Revelation is ongoing – that foundational Unitarian Universalist belief means we don’t expect to just magically ‘get it’ and be perfect and have no further work to do with each other, nothing further to learn from and with each other.  This is a community with strong bonds, lots of care, and lots of capacity, and we have learned and grown for centuries. We’re committed to that journey and to each other, travelling together through discovery and development, sharing and spiritual connection.  A journey that requires the ability to speak our truths because we care about each others’ truths.  A journey that knows we ourselves are changed, must change, in the honoring of each others’ truths.  The great 20th c.
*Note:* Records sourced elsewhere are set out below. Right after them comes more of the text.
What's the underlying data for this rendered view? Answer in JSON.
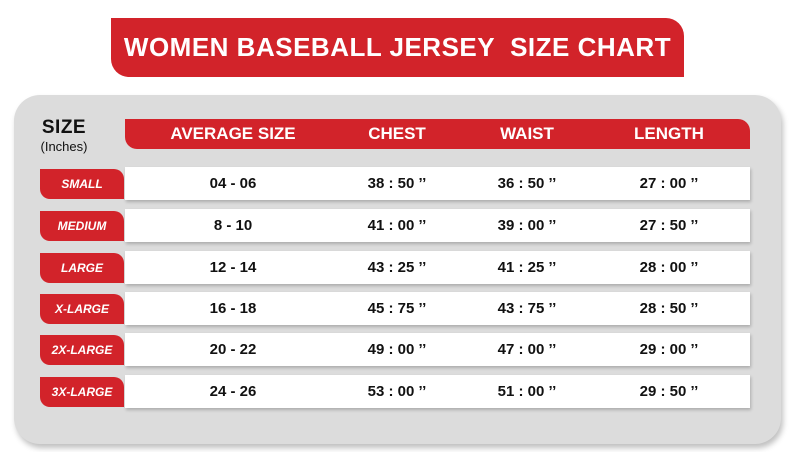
{
  "title": "WOMEN BASEBALL JERSEY  SIZE CHART",
  "size_header": {
    "title": "SIZE",
    "unit": "(Inches)"
  },
  "columns": [
    "AVERAGE SIZE",
    "CHEST",
    "WAIST",
    "LENGTH"
  ],
  "rows": [
    {
      "label": "SMALL",
      "values": [
        "04 - 06",
        "38 : 50 ’’",
        "36 : 50 ’’",
        "27 : 00 ’’"
      ]
    },
    {
      "label": "MEDIUM",
      "values": [
        "8 - 10",
        "41 : 00 ’’",
        "39 : 00 ’’",
        "27 : 50 ’’"
      ]
    },
    {
      "label": "LARGE",
      "values": [
        "12 - 14",
        "43 : 25 ’’",
        "41 : 25 ’’",
        "28 : 00 ’’"
      ]
    },
    {
      "label": "X-LARGE",
      "values": [
        "16 - 18",
        "45 : 75 ’’",
        "43 : 75 ’’",
        "28 : 50 ’’"
      ]
    },
    {
      "label": "2X-LARGE",
      "values": [
        "20 - 22",
        "49 : 00 ’’",
        "47 : 00 ’’",
        "29 : 00 ’’"
      ]
    },
    {
      "label": "3X-LARGE",
      "values": [
        "24 - 26",
        "53 : 00 ’’",
        "51 : 00 ’’",
        "29 : 50 ’’"
      ]
    }
  ],
  "colors": {
    "accent": "#d2232a",
    "panel": "#dcdcdc",
    "row": "#ffffff"
  }
}
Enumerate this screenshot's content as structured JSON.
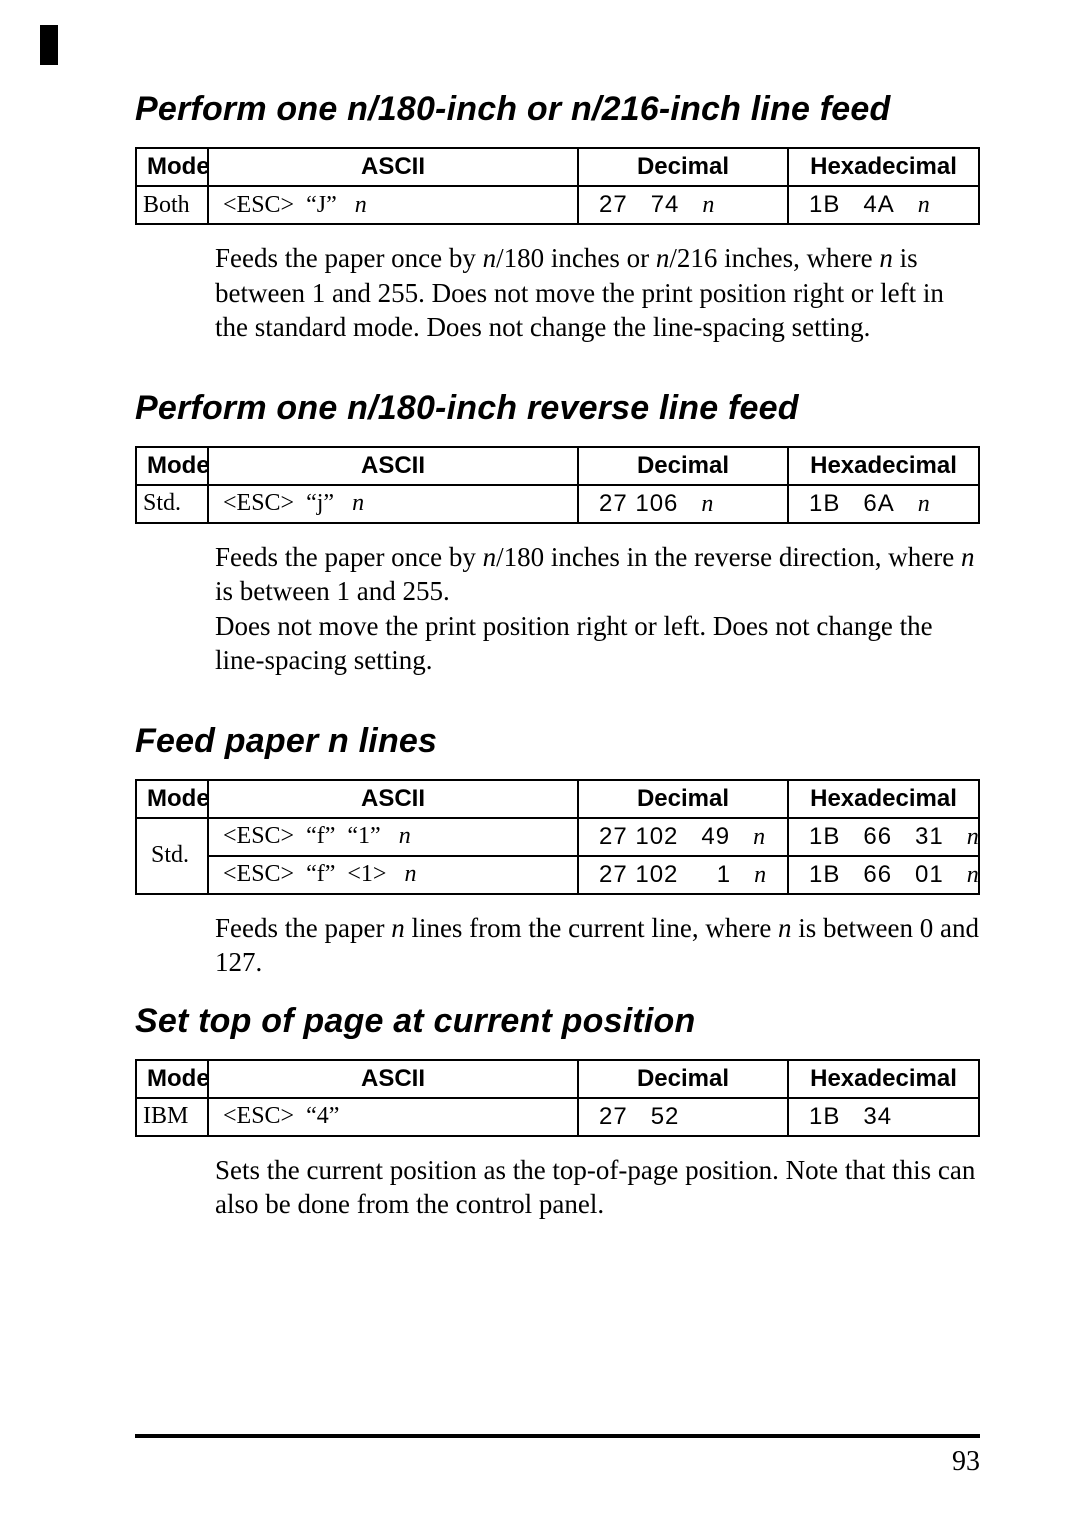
{
  "page_number": "93",
  "columns": {
    "mode": "Mode",
    "ascii": "ASCII",
    "decimal": "Decimal",
    "hex": "Hexadecimal"
  },
  "sections": [
    {
      "title": "Perform one n/180-inch or n/216-inch line feed",
      "rows": [
        {
          "mode": "Both",
          "ascii_html": "&lt;ESC&gt;&nbsp;&nbsp;&ldquo;J&rdquo;&nbsp;&nbsp;&nbsp;<span class='ital'>n</span>",
          "dec_html": "27&nbsp;&nbsp;&nbsp;74&nbsp;&nbsp;&nbsp;<span class='ital'>n</span>",
          "hex_html": "1B&nbsp;&nbsp;&nbsp;4A&nbsp;&nbsp;&nbsp;<span class='ital'>n</span>"
        }
      ],
      "desc_html": "Feeds the paper once by <span class='ital'>n</span>/180 inches or <span class='ital'>n</span>/216 inches, where <span class='ital'>n</span> is between 1 and 255. Does not move the print position right or left in the standard mode. Does not change the line-spacing setting."
    },
    {
      "title": "Perform one n/180-inch reverse line feed",
      "rows": [
        {
          "mode": "Std.",
          "ascii_html": "&lt;ESC&gt;&nbsp;&nbsp;&ldquo;j&rdquo;&nbsp;&nbsp;&nbsp;<span class='ital'>n</span>",
          "dec_html": "27&nbsp;106&nbsp;&nbsp;&nbsp;<span class='ital'>n</span>",
          "hex_html": "1B&nbsp;&nbsp;&nbsp;6A&nbsp;&nbsp;&nbsp;<span class='ital'>n</span>"
        }
      ],
      "desc_html": "Feeds the paper once by <span class='ital'>n</span>/180 inches in the reverse direction, where <span class='ital'>n</span> is between 1 and 255.<br>Does not move the print position right or left. Does not change the line-spacing setting."
    },
    {
      "title": "Feed paper n lines",
      "mode_rowspan": 2,
      "rows": [
        {
          "mode": "Std.",
          "ascii_html": "&lt;ESC&gt;&nbsp;&nbsp;&ldquo;f&rdquo;&nbsp;&nbsp;&ldquo;1&rdquo;&nbsp;&nbsp;&nbsp;<span class='ital'>n</span>",
          "dec_html": "27&nbsp;102&nbsp;&nbsp;&nbsp;49&nbsp;&nbsp;&nbsp;<span class='ital'>n</span>",
          "hex_html": "1B&nbsp;&nbsp;&nbsp;66&nbsp;&nbsp;&nbsp;31&nbsp;&nbsp;&nbsp;<span class='ital'>n</span>"
        },
        {
          "mode": "",
          "ascii_html": "&lt;ESC&gt;&nbsp;&nbsp;&ldquo;f&rdquo;&nbsp;&nbsp;&lt;1&gt;&nbsp;&nbsp;&nbsp;<span class='ital'>n</span>",
          "dec_html": "27&nbsp;102&nbsp;&nbsp;&nbsp;&nbsp;&nbsp;1&nbsp;&nbsp;&nbsp;<span class='ital'>n</span>",
          "hex_html": "1B&nbsp;&nbsp;&nbsp;66&nbsp;&nbsp;&nbsp;01&nbsp;&nbsp;&nbsp;<span class='ital'>n</span>"
        }
      ],
      "desc_html": "Feeds the paper <span class='ital'>n</span> lines from the current line, where <span class='ital'>n</span> is between 0 and 127.",
      "desc_short": true
    },
    {
      "title": "Set top of page at current position",
      "rows": [
        {
          "mode": "IBM",
          "ascii_html": "&lt;ESC&gt;&nbsp;&nbsp;&ldquo;4&rdquo;",
          "dec_html": "27&nbsp;&nbsp;&nbsp;52",
          "hex_html": "1B&nbsp;&nbsp;&nbsp;34"
        }
      ],
      "desc_html": "Sets the current position as the top-of-page position. Note that this can also be done from the control panel."
    }
  ]
}
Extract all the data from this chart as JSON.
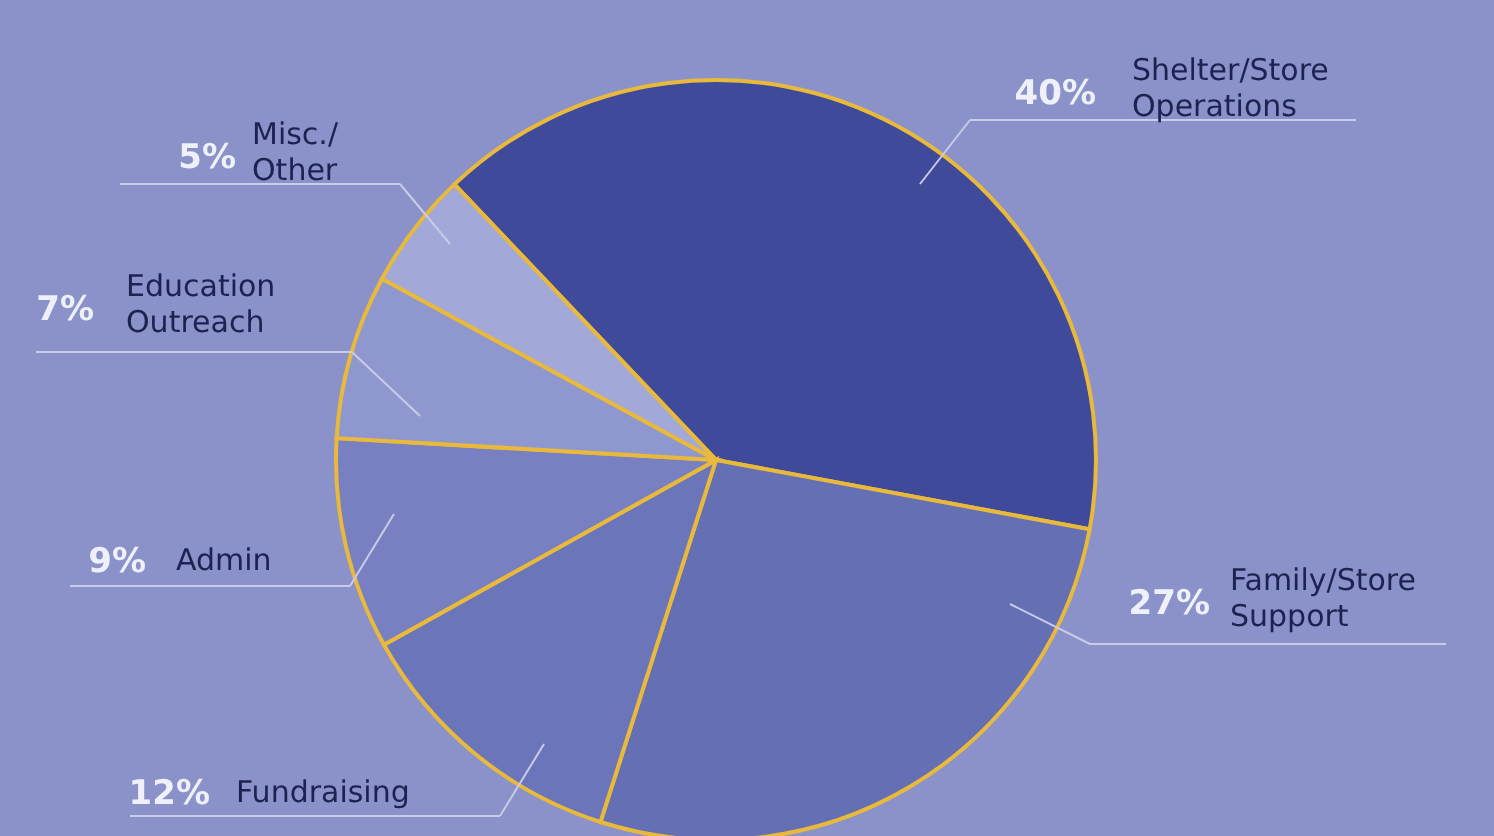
{
  "chart_data": {
    "type": "pie",
    "categories": [
      "Shelter/Store Operations",
      "Family/Store Support",
      "Fundraising",
      "Admin",
      "Education Outreach",
      "Misc./ Other"
    ],
    "values": [
      40,
      27,
      12,
      9,
      7,
      5
    ],
    "value_labels": [
      "40%",
      "27%",
      "12%",
      "9%",
      "7%",
      "5%"
    ],
    "colors": [
      "#3f4a9a",
      "#6570b4",
      "#6b75b9",
      "#7880c2",
      "#8f97cf",
      "#a2a8d8"
    ]
  }
}
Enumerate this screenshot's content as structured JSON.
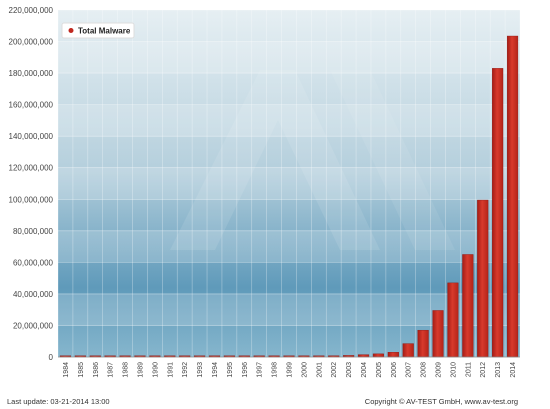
{
  "chart_data": {
    "type": "bar",
    "title": "",
    "xlabel": "",
    "ylabel": "",
    "ylim": [
      0,
      220000000
    ],
    "y_ticks": [
      "0",
      "20,000,000",
      "40,000,000",
      "60,000,000",
      "80,000,000",
      "100,000,000",
      "120,000,000",
      "140,000,000",
      "160,000,000",
      "180,000,000",
      "200,000,000",
      "220,000,000"
    ],
    "y_tick_values": [
      0,
      20000000,
      40000000,
      60000000,
      80000000,
      100000000,
      120000000,
      140000000,
      160000000,
      180000000,
      200000000,
      220000000
    ],
    "categories": [
      "1984",
      "1985",
      "1986",
      "1987",
      "1988",
      "1989",
      "1990",
      "1991",
      "1992",
      "1993",
      "1994",
      "1995",
      "1996",
      "1997",
      "1998",
      "1999",
      "2000",
      "2001",
      "2002",
      "2003",
      "2004",
      "2005",
      "2006",
      "2007",
      "2008",
      "2009",
      "2010",
      "2011",
      "2012",
      "2013",
      "2014"
    ],
    "series": [
      {
        "name": "Total Malware",
        "color": "#c0281f",
        "values": [
          0,
          0,
          0,
          0,
          0,
          0,
          0,
          0,
          0,
          0,
          0,
          0,
          0,
          0,
          100000,
          200000,
          400000,
          600000,
          800000,
          1000000,
          1500000,
          2000000,
          3000000,
          8500000,
          17000000,
          29500000,
          47000000,
          65000000,
          99500000,
          183000000,
          203500000
        ]
      }
    ],
    "grid": true,
    "legend_position": "top-left"
  },
  "legend": {
    "label": "Total Malware"
  },
  "footer": {
    "left": "Last update: 03-21-2014 13:00",
    "right": "Copyright © AV-TEST GmbH, www.av-test.org"
  },
  "colors": {
    "bar": "#c0281f",
    "bar_highlight": "#e85a47",
    "plot_bg_top": "#e3edf2",
    "plot_bg_bottom": "#4d8fb0"
  }
}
African American writer and activist James Baldwin wrote:

“Love takes off the masks that we fear we cannot live without and know we cannot live within. I use the word “love” here not merely in the personal sense but as a state of being, or a state of grace – not in the infantile American sense of being made happy but in the tough and universal sense of quest and daring and growth.”

This isn’t about political correctness, or silencing, or undermining – it can’t be about any of that.  It’s not about being correct, it’s about being caring.  It’s not about being constrained, it’s about being responsible.  It is, it has to be, about powerful human relationship, about perceiving and celebrating the personhood and value of all of us here with greater awareness and intention. Ubuntu – I am who I am because of who we all are.  Thinking more.  Noticing more than we have sometimes in the past.  Figuring out new things.  Building a new way, towards real freedom and equality, together.  Amen.